As always, grandson Mike Jr. and his wife Carolyn will accompany Glady on the journey, with other family members jumping in and out for stretches. This year, Mike Jr. has an additional duty: He'll try to (gently) keep Glady's growing legion of fans at bay so Glady won't lose any valuable minutes graciously shaking hands or signing autographs as she normally does.
"I hope people will understand," Burrill said. "I hope we don't hurt anyone's feelings."
While Burrill has honed her preparatory skills, post-race recovery has never been an issue. She'll take a nap after the race, then have dinner with her family.
"I don't do much the next day, but by the second day, I feel great," she said. "It's not that big a deal."
It certainly isn't for Burrill, who overcame poverty (her father died when she was 2 years old) and a childhood bout of polio to build a life few women of her generation could have imagined.
Her sense of adventure would eventually lead her to pilot multi-engine aircraft and hike the deserts of Arizona, the mountains of the Pacific Northwest and the wilds of Alaska. Once, she even rode a horse standing up in the stirrups for seven miles so as not to disturb the child growing in her belly.

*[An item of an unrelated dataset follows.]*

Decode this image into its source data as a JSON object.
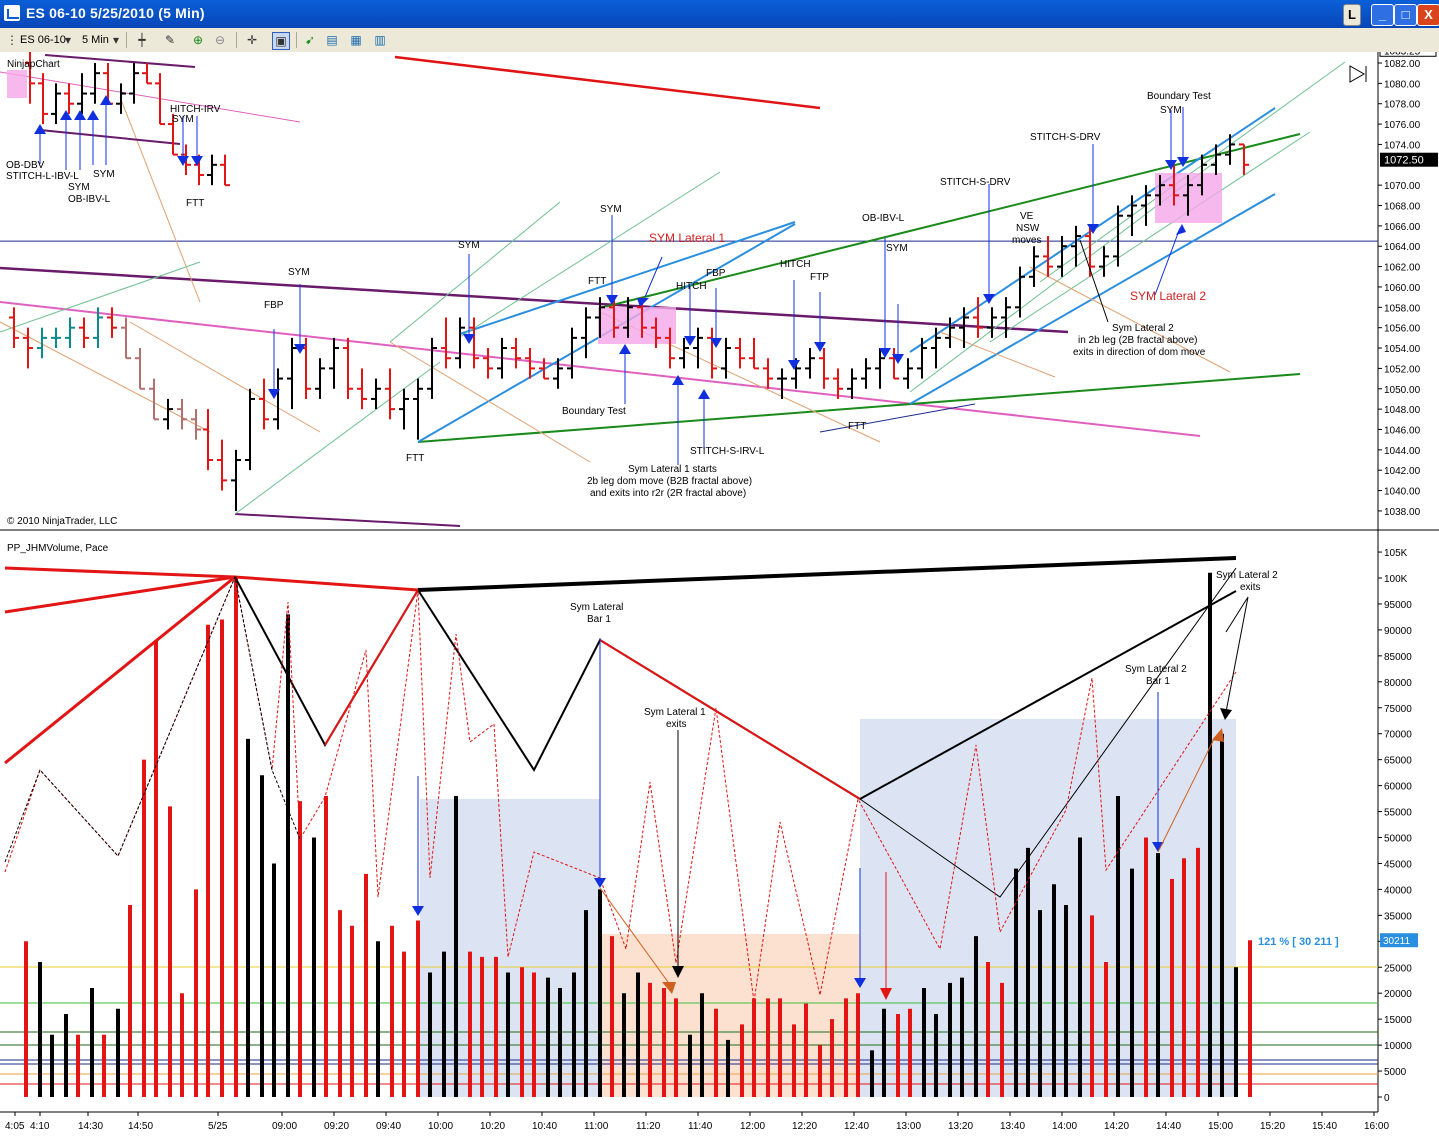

And yet Burrill's exploits have always been understood in the context of her lifelong partnership with Gene, one of the most recognized and respected businessmen in southern Oregon.
GENE AND GLADY
The two shared similar hardscrabble, Depression-era beginnings. As Burrill told The Advertiser in 2004, her family couldn't afford to buy meat, but they did occasionally buy bones for soup. Sometimes the meat man would bring along his younger brother-in-law, Gene.
"I guess Gene saw me one day and liked me and decided that we were going to get married one day," Burrill said in the interview.
Together, the Burrills founded the Eugene F. Burrill Lumber Co. in 1941. The mill operated for 57 years, one of the last family-operated mills to survive until the 1990s.
Like Glady, Gene Burrill carried a sense of humility in direct proportion to the scale of his many accomplishments. Sometimes, Glady would oversee operations at the mill while Gene spent summers flying firefighting planes in Canada. In his retirement, Gene focused much of his energies on restoring World War II-era planes.
In an informal chat with The Advertiser two years ago, Gene Burrill said of his wife: "There isn't anything she can't do that she puts her mind to."
Gene won't be waiting for Glady at the finish line this year, but his presence will no doubt be felt. Glady, a devout Seventh-Day Adventist, suspects he may even be out on the course with her.
"Yes," she said. "I suppose he will be."